One of the really cool things about Australia is that we have a LOT of parks. They’re everywhere – dog parks, kid parks, barren parks, parks filled with leafy greens and leafy browns (that some would call bushland).
The Councils install exercise machines in many of these parks – things like pull-up bars, dip bars, stationary bikes, even cross-trainers if they’re feeling fancy. You don’t need to be able to afford a gym membership to work out here (not that you do anywhere really – all you need to do is let go of your excuses and you’re away laughing, or running, whichever works for you). We also have an incredible climate, so there is rarely an excuse not to get outdoors and reap the benefits of movement and vitamin D.
I was out walking Daisy recently when I saw a very overweight man using an ab machine the Council had so thoughtfully installed. This man was doing crunches, a lot of them. Daisy is a very slow walker (bad hips and knees, you see), and from the time I spotted him in the distance, up until the time we had passed him, he never stopped crunching.
The first thought that came into my head (the kind of thought that just appears without any warning) was “What a waste of time”. I then caught myself being judgemental and thought “At least he’s out here doing something!”
I then got into a full-blown argument with myself, which went something like this:
“Yeah he’s out there doing something, but he could be putting in the same effort with a more reward yielding exercise.”
“Maybe he enjoys doing crunches!”
“No one enjoys doing crunches!”
“Perhaps it’s all he can manage right now?”

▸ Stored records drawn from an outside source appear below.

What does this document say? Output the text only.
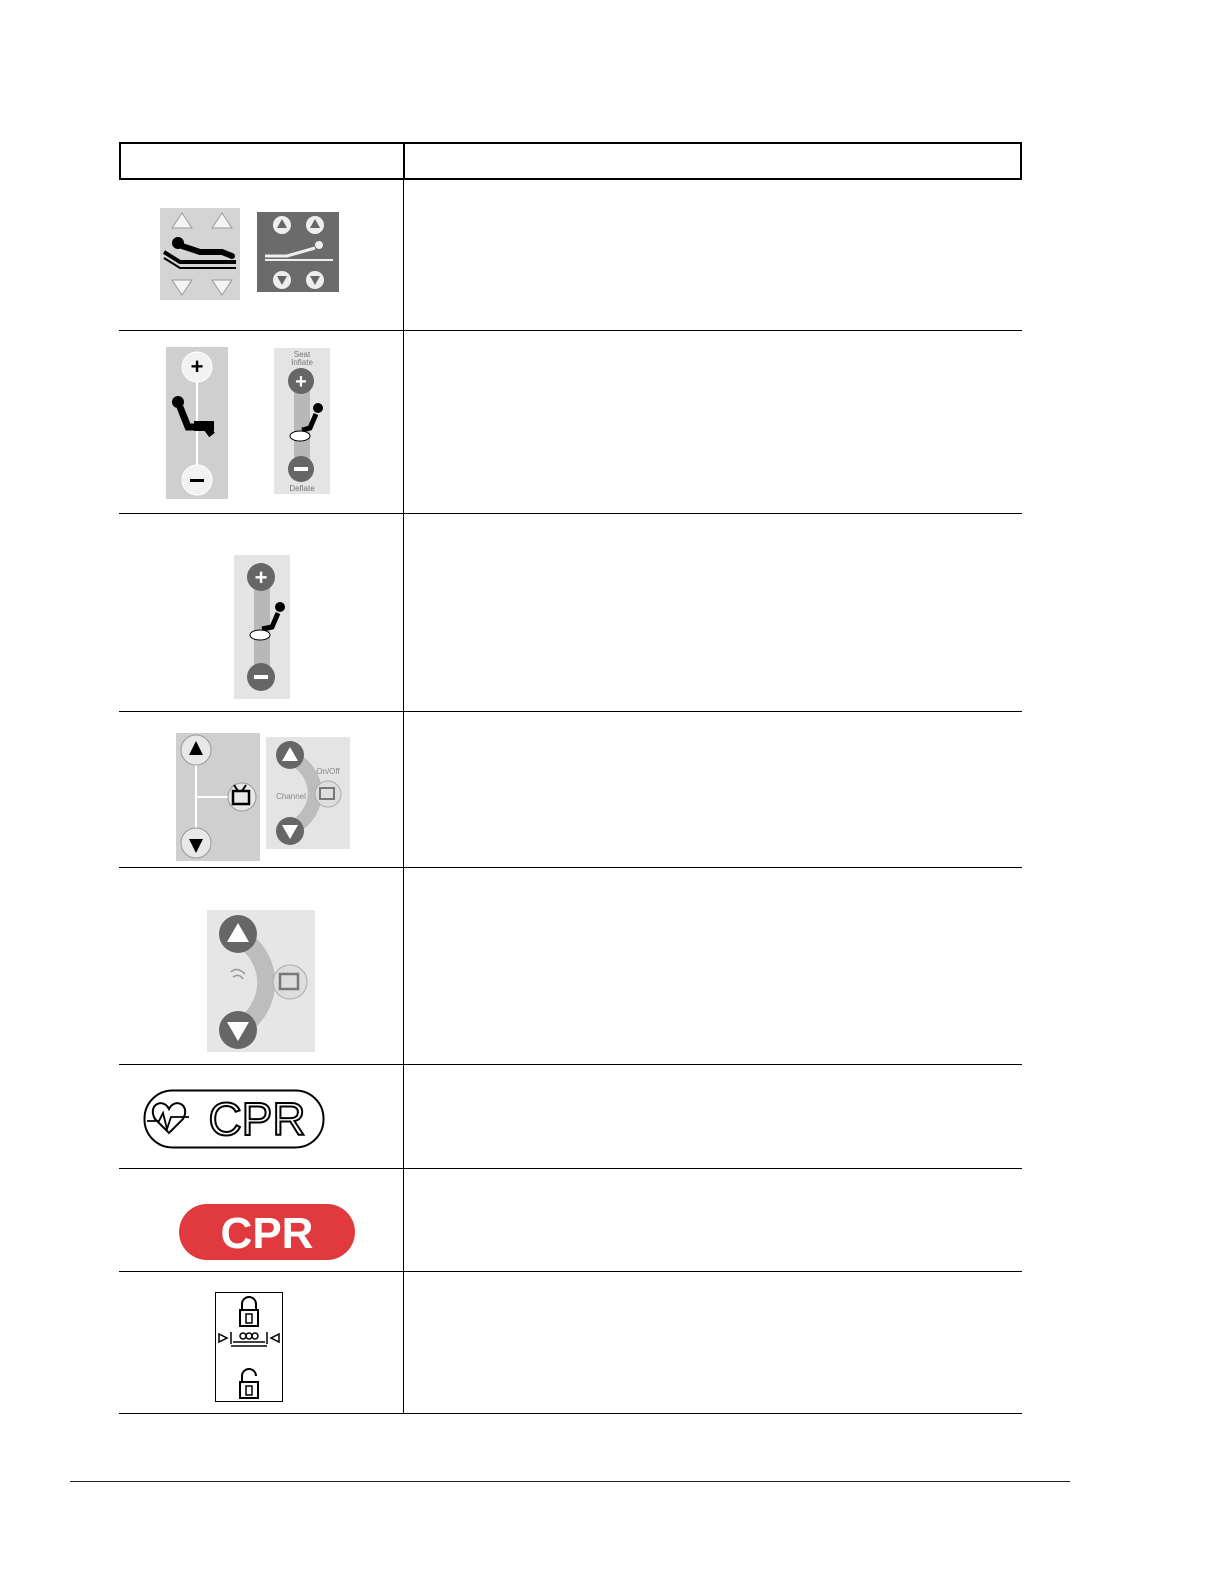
+	Seat
Inflate
+
Deflate
+
On/Off
Channel
CPR
CPR
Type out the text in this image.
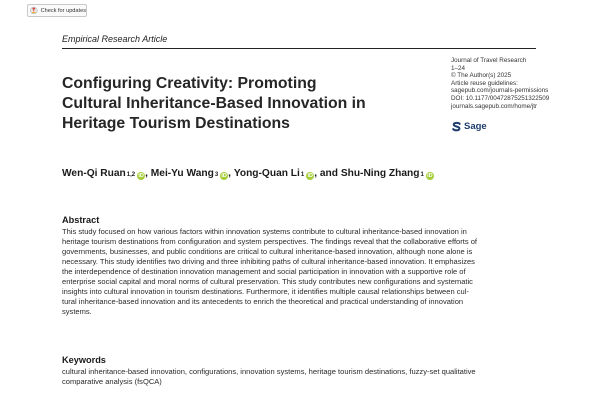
Check for updates
Empirical Research Article
Configuring Creativity: Promoting
Cultural Inheritance-Based Innovation in
Heritage Tourism Destinations
Journal of Travel Research
1–24
© The Author(s) 2025
Article reuse guidelines:
sagepub.com/journals-permissions
DOI: 10.1177/00472875251322509
journals.sagepub.com/home/jtr
Sage
Wen-Qi Ruan 1,2 iD , Mei-Yu Wang 3 iD , Yong-Quan Li 1 iD , and Shu-Ning Zhang 1 iD
Abstract
This study focused on how various factors within innovation systems contribute to cultural inheritance-based innovation in
heritage tourism destinations from configuration and system perspectives. The findings reveal that the collaborative efforts of
governments, businesses, and public conditions are critical to cultural inheritance-based innovation, although none alone is
necessary. This study identifies two driving and three inhibiting paths of cultural inheritance-based innovation. It emphasizes
the interdependence of destination innovation management and social participation in innovation with a supportive role of
enterprise social capital and moral norms of cultural preservation. This study contributes new configurations and systematic
insights into cultural innovation in tourism destinations. Furthermore, it identifies multiple causal relationships between cul-
tural inheritance-based innovation and its antecedents to enrich the theoretical and practical understanding of innovation
systems.
Keywords
cultural inheritance-based innovation, configurations, innovation systems, heritage tourism destinations, fuzzy-set qualitative
comparative analysis (fsQCA)
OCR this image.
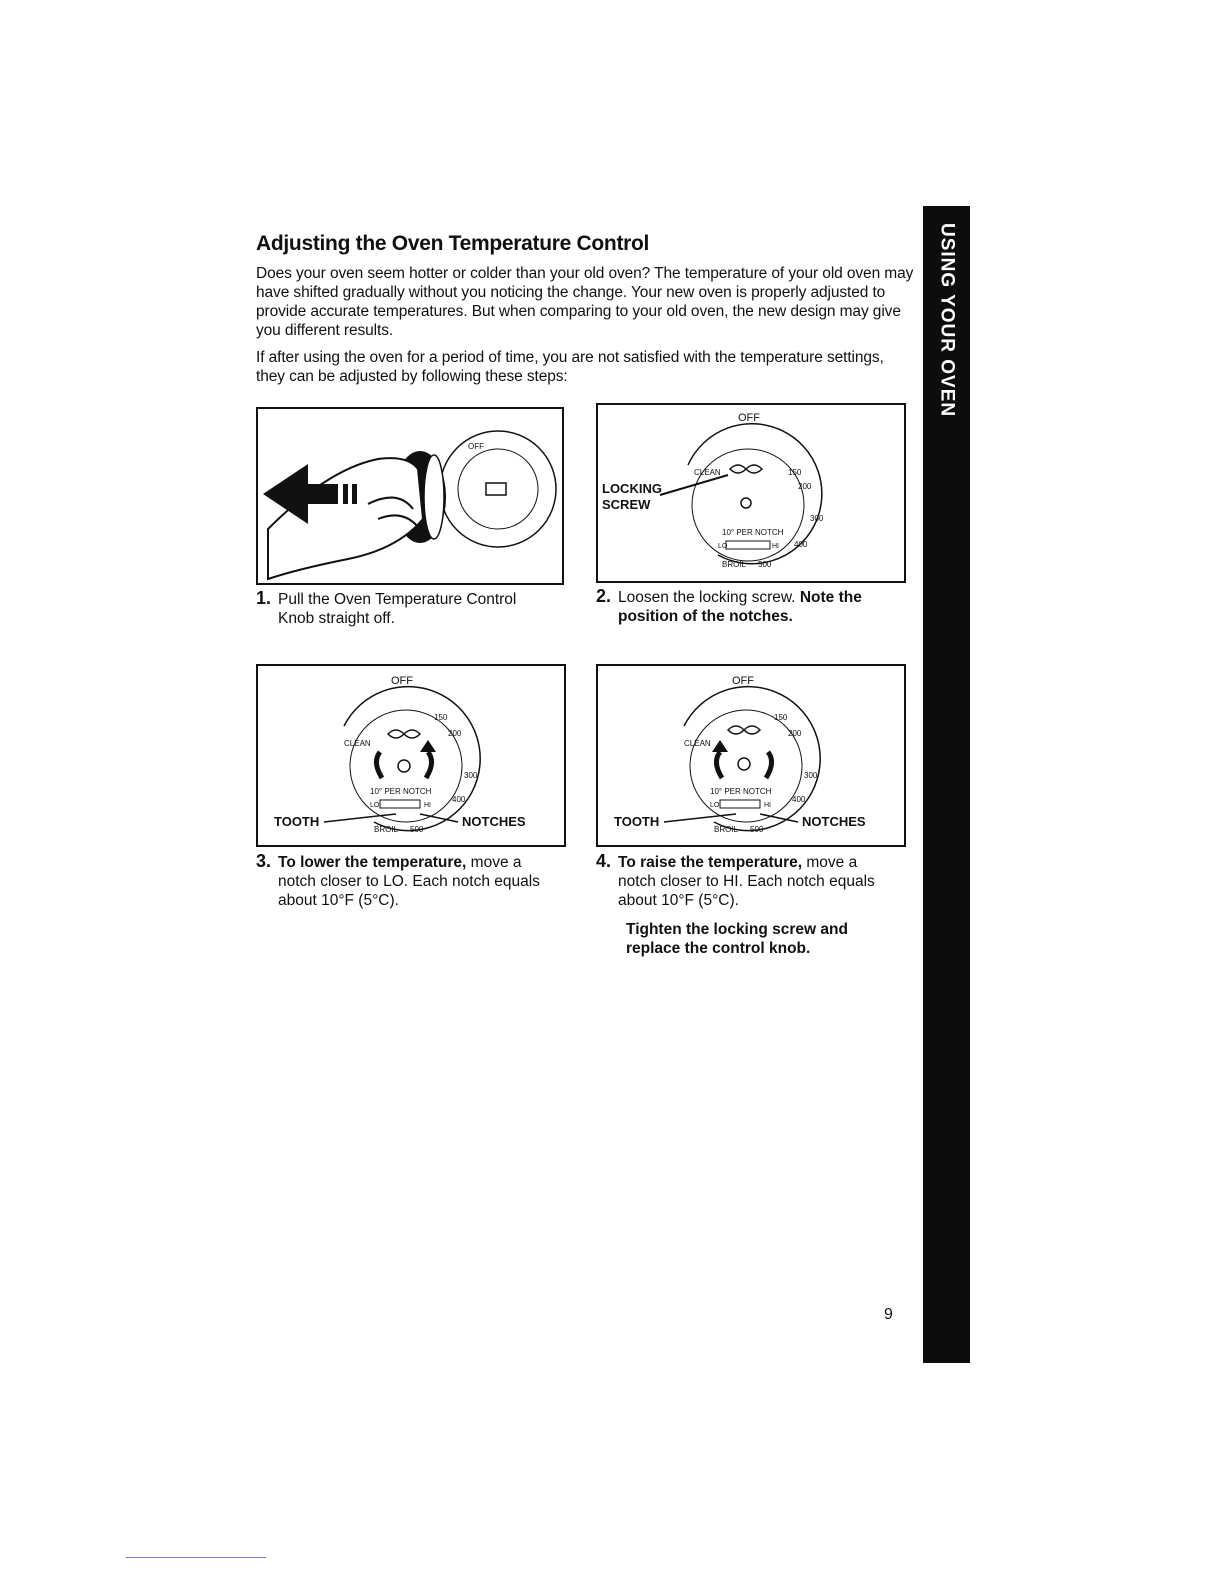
Adjusting the Oven Temperature Control

Does your oven seem hotter or colder than your old oven? The temperature of your old oven may have shifted gradually without you noticing the change. Your new oven is properly adjusted to provide accurate temperatures. But when comparing to your old oven, the new design may give you different results.

If after using the oven for a period of time, you are not satisfied with the temperature settings, they can be adjusted by following these steps:	USING YOUR OVEN
OFF
OFF
CLEAN	150
200
300
400
10° PER NOTCH
LO	HI
BROIL 500
LOCKING
SCREW
OFF
CLEAN
150
200
300
400
10° PER NOTCH
LO	HI
BROIL 500
TOOTH	NOTCHES
OFF
CLEAN
150
200
300
400
10° PER NOTCH
LO	HI
BROIL 500
TOOTH	NOTCHES
1. Pull the Oven Temperature Control Knob straight off.
2. Loosen the locking screw. Note the position of the notches.
3. To lower the temperature, move a notch closer to LO. Each notch equals about 10°F (5°C).
4. To raise the temperature, move a notch closer to HI. Each notch equals about 10°F (5°C).
Tighten the locking screw and replace the control knob.
9
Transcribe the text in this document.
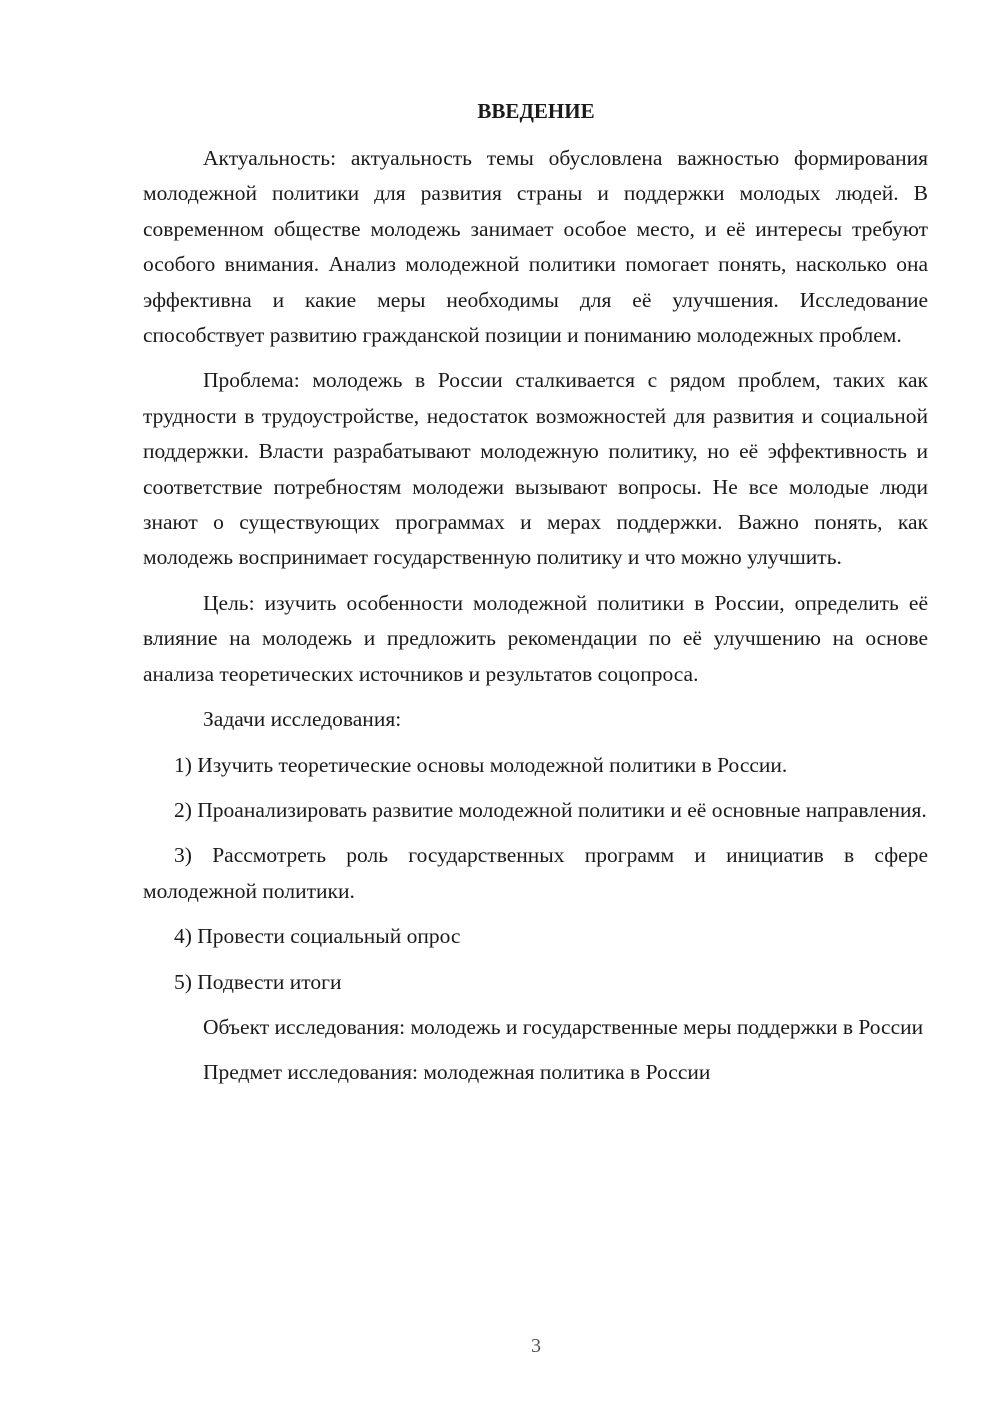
ВВЕДЕНИЕ

Актуальность: актуальность темы обусловлена важностью формирования молодежной политики для развития страны и поддержки молодых людей. В современном обществе молодежь занимает особое место, и её интересы требуют особого внимания. Анализ молодежной политики помогает понять, насколько она эффективна и какие меры необходимы для её улучшения. Исследование способствует развитию гражданской позиции и пониманию молодежных проблем.

Проблема: молодежь в России сталкивается с рядом проблем, таких как трудности в трудоустройстве, недостаток возможностей для развития и социальной поддержки. Власти разрабатывают молодежную политику, но её эффективность и соответствие потребностям молодежи вызывают вопросы. Не все молодые люди знают о существующих программах и мерах поддержки. Важно понять, как молодежь воспринимает государственную политику и что можно улучшить.

Цель: изучить особенности молодежной политики в России, определить её влияние на молодежь и предложить рекомендации по её улучшению на основе анализа теоретических источников и результатов соцопроса.

Задачи исследования:

1) Изучить теоретические основы молодежной политики в России.

2) Проанализировать развитие молодежной политики и её основные направления.

3) Рассмотреть роль государственных программ и инициатив в сфере молодежной политики.

4) Провести социальный опрос

5) Подвести итоги

Объект исследования: молодежь и государственные меры поддержки в России

Предмет исследования: молодежная политика в России

3
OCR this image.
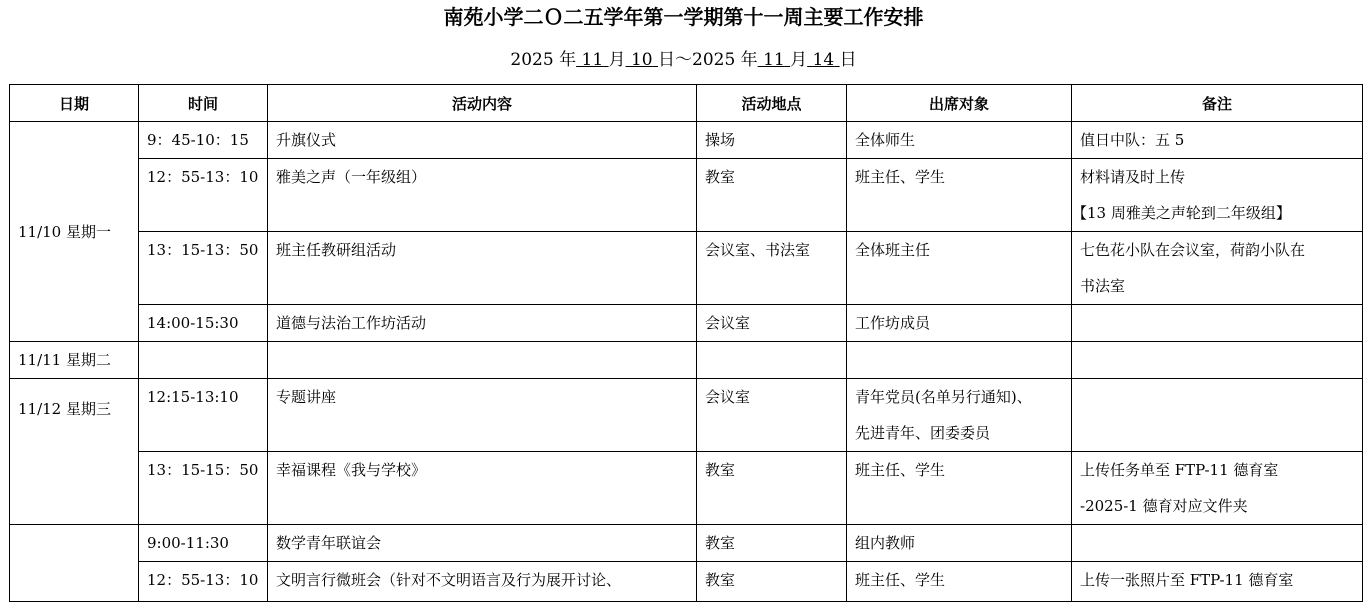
南苑小学二Ｏ二五学年第一学期第十一周主要工作安排
2025 年 11 月 10 日～2025 年 11 月 14 日
日期	时间	活动内容	活动地点	出席对象	备注

11/10 星期一	9：45-10：15	升旗仪式	操场	全体师生	值日中队：五 5

	12：55-13：10	雅美之声（一年级组）	教室	班主任、学生	材料请及时上传
【13 周雅美之声轮到二年级组】

	13：15-13：50	班主任教研组活动	会议室、书法室	全体班主任	七色花小队在会议室，荷韵小队在
书法室

	14:00-15:30	道德与法治工作坊活动	会议室	工作坊成员	

11/11 星期二					

11/12 星期三	12:15-13:10	专题讲座	会议室	青年党员(名单另行通知)、
先进青年、团委委员	

	13：15-15：50	幸福课程《我与学校》	教室	班主任、学生	上传任务单至 FTP-11 德育室
-2025-1 德育对应文件夹

	9:00-11:30	数学青年联谊会	教室	组内教师	

	12：55-13：10	文明言行微班会（针对不文明语言及行为展开讨论、	教室	班主任、学生	上传一张照片至 FTP-11 德育室
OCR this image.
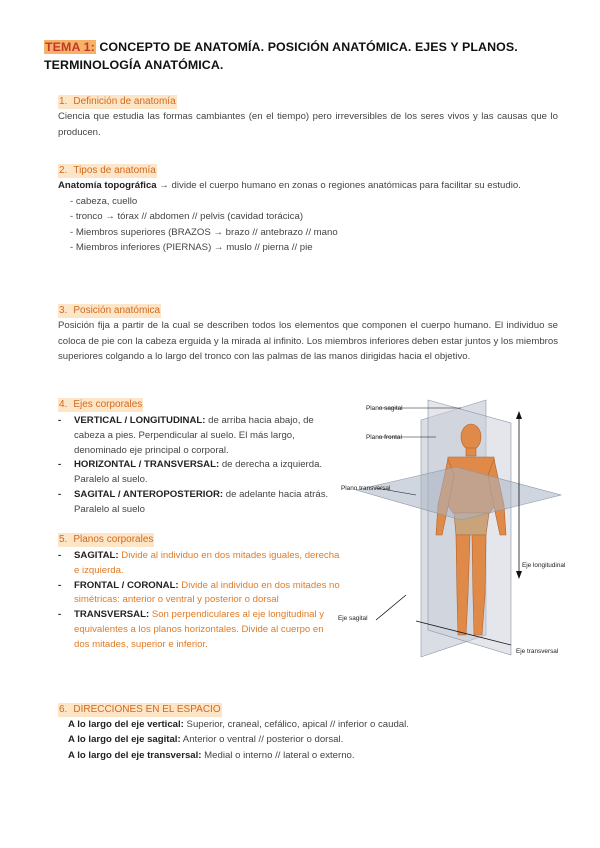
TEMA 1: CONCEPTO DE ANATOMÍA. POSICIÓN ANATÓMICA. EJES Y PLANOS. TERMINOLOGÍA ANATÓMICA.
1. Definición de anatomía

Ciencia que estudia las formas cambiantes (en el tiempo) pero irreversibles de los seres vivos y las causas que lo producen.

2. Tipos de anatomía

Anatomía topográfica → divide el cuerpo humano en zonas o regiones anatómicas para facilitar su estudio.

- cabeza, cuello

- tronco → tórax // abdomen // pelvis (cavidad torácica)

- Miembros superiores (BRAZOS → brazo // antebrazo // mano

- Miembros inferiores (PIERNAS) → muslo // pierna // pie

3. Posición anatómica

Posición fija a partir de la cual se describen todos los elementos que componen el cuerpo humano. El individuo se coloca de pie con la cabeza erguida y la mirada al infinito. Los miembros inferiores deben estar juntos y los miembros superiores colgando a lo largo del tronco con las palmas de las manos dirigidas hacia el objetivo.

4. Ejes corporales
- VERTICAL / LONGITUDINAL: de arriba hacia abajo, de cabeza a pies. Perpendicular al suelo. El más largo, denominado eje principal o corporal.
- HORIZONTAL / TRANSVERSAL: de derecha a izquierda. Paralelo al suelo.
- SAGITAL / ANTEROPOSTERIOR: de adelante hacia atrás. Paralelo al suelo
5. Planos corporales
- SAGITAL: Divide al individuo en dos mitades iguales, derecha e izquierda.
- FRONTAL / CORONAL: Divide al individuo en dos mitades no simétricas: anterior o ventral y posterior o dorsal
- TRANSVERSAL: Son perpendiculares al eje longitudinal y equivalentes a los planos horizontales. Divide al cuerpo en dos mitades, superior e inferior.
Plano sagital
Plano frontal
Plano transversal
Eje longitudinal
Eje sagital
Eje transversal
6. DIRECCIONES EN EL ESPACIO

A lo largo del eje vertical: Superior, craneal, cefálico, apical // inferior o caudal.

A lo largo del eje sagital: Anterior o ventral // posterior o dorsal.

A lo largo del eje transversal: Medial o interno // lateral o externo.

“There is a better way to do it.”
I had to stop and shut myself down, because there will ALWAYS be a better way to do it. Unless you are a professional athlete with the employ of elite-level world-class coaches, there will always be a better, more effective way. But you know what trumps optimal? Practical.
With general population trainees, practical will win over optimal every day.
While I may not think that doing crunches in the park is the most optimal, I am most definitely not in the position to decide whether it is the most practical for this man. Perhaps crunches make him feel a sense of achievement and feel good about himself? Perhaps, with his seemingly limited amount of knowledge, this IS the most practical thing for him right now. At least this man is out there doing SOMETHING. It is hopefully the start of an ever-evolving journey for him. If he can use doing crunches to set up an on-going habit of just doing, then the fine-tuning can always come later.
Good on you, man at the park! Good on you for just DOING!